3. Reverse collector saturation is greater than Reverse saturation current because of reverse collector saturation __________

a) Is ideal

b) Doesn’t include leakage current

c) They are same

d) Include avalanche multiplication current which is caused by the collision in collector junction

View Answer

Answer: d

Explanation: One of the reasons why reverse collector current exceeds the reverse saturation current is the introduction of avalanche multiplication current in the base collector junction. This happens when high energy electron collides in the lattice it creates more number of electron and thus a greater current. Another major reason is the presence of surface leakage currents flowing in the reverse collector saturation.

4. Reverse collector saturation is greater than Reverse saturation current because reverse collector saturation __________

a) Is ideal

b) Consist leakage current flowing through junction and surface

c) Doesn’t include avalanche multiplication current opposing collector current

d) They are same

View Answer

Answer: b

Explanation: One of the reasons why reverse collector current exceeds the reverse saturation current is the introduction of avalanche multiplication current in the base collector junction. This happens when high energy electron collides in the lattice it creates more number of electron and thus a greater current. Another major reason is the presence of surface leakage currents flowing in the reverse collector saturation.

5. Which of the following statement about a common base transistor is true?

a) Very low input impedance

b) Very low output Impedance

c) Current gain is greater than unity

d) Voltage gain is very low

View Answer

Answer: a

Explanation: Common base transistor has very low input resistance (20Ω). It also has very high output resistance. Its current gain is less than unity and it has a medium voltage gain.

6. Which of the following statement about a common emitter transistor is true?

a) Very high input resistance

b) High output resistance

c) Current gain is less than unity

d) Voltage gain is very low

View Answer

Answer: b

Explanation: Common emitter transistor has high output resistance (about 40k). It has low input resistance (about 1k). Current gain is high (20 to a few hundreds). Voltage gain is medium.

7. Which of the following statement about a common collector transistor is true?

a) Very low input impedance

b) Very high output impedance

c) Unity current gain

d) Unity voltage gain

View Answer

Answer: d

Explanation: Common collector configuration has high input impedance and low output impedance. The current gain is high but voltage gain is low, almost equal to unity.

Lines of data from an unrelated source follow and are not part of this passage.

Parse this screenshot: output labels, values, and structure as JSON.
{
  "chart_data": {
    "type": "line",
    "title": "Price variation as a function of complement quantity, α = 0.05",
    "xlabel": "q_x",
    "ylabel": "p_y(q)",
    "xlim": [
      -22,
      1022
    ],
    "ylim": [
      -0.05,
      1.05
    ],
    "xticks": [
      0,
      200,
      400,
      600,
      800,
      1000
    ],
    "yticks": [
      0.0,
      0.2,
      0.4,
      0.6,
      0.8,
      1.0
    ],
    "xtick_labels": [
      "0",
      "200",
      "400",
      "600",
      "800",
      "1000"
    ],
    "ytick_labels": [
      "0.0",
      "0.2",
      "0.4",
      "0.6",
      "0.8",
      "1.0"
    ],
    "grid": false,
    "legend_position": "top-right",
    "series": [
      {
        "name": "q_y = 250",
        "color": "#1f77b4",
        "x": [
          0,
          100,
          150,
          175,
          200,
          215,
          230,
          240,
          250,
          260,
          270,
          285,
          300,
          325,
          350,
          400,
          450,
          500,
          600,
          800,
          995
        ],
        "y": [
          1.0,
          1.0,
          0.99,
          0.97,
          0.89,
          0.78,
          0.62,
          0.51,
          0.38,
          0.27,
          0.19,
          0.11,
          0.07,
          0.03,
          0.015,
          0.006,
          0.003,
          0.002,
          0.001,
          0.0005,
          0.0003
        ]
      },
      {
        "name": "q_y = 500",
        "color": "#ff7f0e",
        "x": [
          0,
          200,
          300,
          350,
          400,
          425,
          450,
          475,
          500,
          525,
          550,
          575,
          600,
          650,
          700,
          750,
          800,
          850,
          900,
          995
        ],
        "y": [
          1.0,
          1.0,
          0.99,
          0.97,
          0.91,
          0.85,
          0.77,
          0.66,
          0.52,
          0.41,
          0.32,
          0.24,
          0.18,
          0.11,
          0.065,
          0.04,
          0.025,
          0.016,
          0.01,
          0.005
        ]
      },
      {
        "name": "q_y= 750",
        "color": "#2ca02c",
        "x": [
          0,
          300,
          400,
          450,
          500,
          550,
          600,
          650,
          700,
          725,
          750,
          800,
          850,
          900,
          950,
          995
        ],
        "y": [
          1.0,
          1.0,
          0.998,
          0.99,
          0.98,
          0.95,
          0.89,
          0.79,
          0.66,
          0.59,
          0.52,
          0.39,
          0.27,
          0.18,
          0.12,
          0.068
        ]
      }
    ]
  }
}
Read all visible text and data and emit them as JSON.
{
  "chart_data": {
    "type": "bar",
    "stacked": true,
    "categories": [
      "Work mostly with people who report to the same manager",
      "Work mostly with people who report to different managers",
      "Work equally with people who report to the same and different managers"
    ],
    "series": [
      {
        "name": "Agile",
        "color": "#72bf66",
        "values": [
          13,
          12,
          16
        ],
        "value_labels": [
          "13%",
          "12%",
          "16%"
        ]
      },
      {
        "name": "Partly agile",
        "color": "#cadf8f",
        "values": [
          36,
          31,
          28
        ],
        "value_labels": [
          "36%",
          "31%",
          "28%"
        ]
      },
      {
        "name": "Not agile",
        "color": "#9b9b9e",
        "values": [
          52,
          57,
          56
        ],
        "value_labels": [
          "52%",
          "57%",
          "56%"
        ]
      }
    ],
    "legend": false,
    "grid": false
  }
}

8. Which of the following configuration is used as input stage of multistage amplifier?

a) Common base configuration

b) Common emitter configuration

c) Common collector configuration

d) All configurations are equally suited

View Answer

Answer: a

Explanation: Since input resistance is low and output resistance is high common base configuration is used as an input stage of multistage amplifier. Common emitter configuration is used for audio signal amplification. Common collector is used for impedance matching.

9. Which of the following configuration is used for audio signal amplification?

a) Common base configuration

b) Common emitter configuration

c) Common collector configuration

d) All configurations are equally suited

View Answer

Answer: b

Explanation: Common base configuration is used as input stage of multistage amplifier since it has low input resistance and high output resistance. Since voltage gain is high, common emitter configuration is used for audio signal amplification. Common collector is used for impedance matching since the voltage gain is unity.

10. Which of the following configuration is used for impedance matching?

a) Common base configuration

b) Common emitter configuration

c) Common collector configuration

d) All configurations are equally suited

View Answer

Answer: c

Explanation: Common base configuration is used as input stage of multistage amplifier since it has low input resistance and high output resistance. Since voltage gain is high, common emitter configuration is used for audio signal amplification. Common collector is used for impedance matching since the voltage gain is unity.